L’industria del gas è complessa e costosa, per questo è integrata, dai giacimenti fino al consumatore finale. Lo stesso grado di integrazione che c’è dalla parte europea, da Yamal in Siberia fino a Minerbio vicino a Bologna, in Asia non c’è. Costruire nuovi gasdotti verso l’Estremo Oriente avrà costi enormi, viste le distanze. In Asia la domanda sta crescendo e i prezzi del gas liquefatto sono alti, ma solo per il Giappone, Taiwan e la Corea del Sud. La Cina, di pagare alti prezzi per grandi volumi, non ne vuole sapere. Il gas è un combustibile da ricchi, non per la Cina, che ha ancora miliardi di tonnellate del suo carbone da bruciare. Il prezzo del gas negli Usa, grazie alla rivoluzione sullo shale (che si estrae frantumando la roccia), è oggi di 12 centesimi di euro per metro cubo, in Europa viaggia fra i 24 dei mercati spot a breve e i quasi 30 dei contratti di lungo termine dalla Russia o dal Nord Africa. Molto più alti, vicini ai 50 centesimi, sono i prezzi in Asia, e qui andranno le esportazioni americane, quando arriveranno, non certo verso l’Europa.

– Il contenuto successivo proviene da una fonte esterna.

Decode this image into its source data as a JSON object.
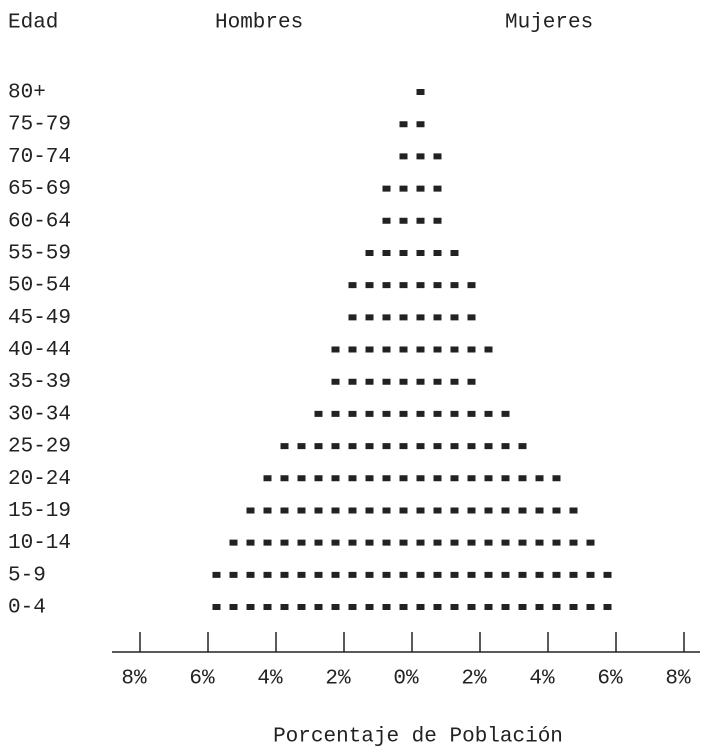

Con la Russia è un abbraccio stretto, impossibile da sciogliere. Un giorno saremo un mercato unico, senza confini né barriere, dove noi importeremo tanto gas, speriamo a prezzi bassi, e la Russia comprerà tanti beni dalle nostre fabbriche. È un percorso inevitabile, renderlo meno accidentato spetta a entrambe le parti.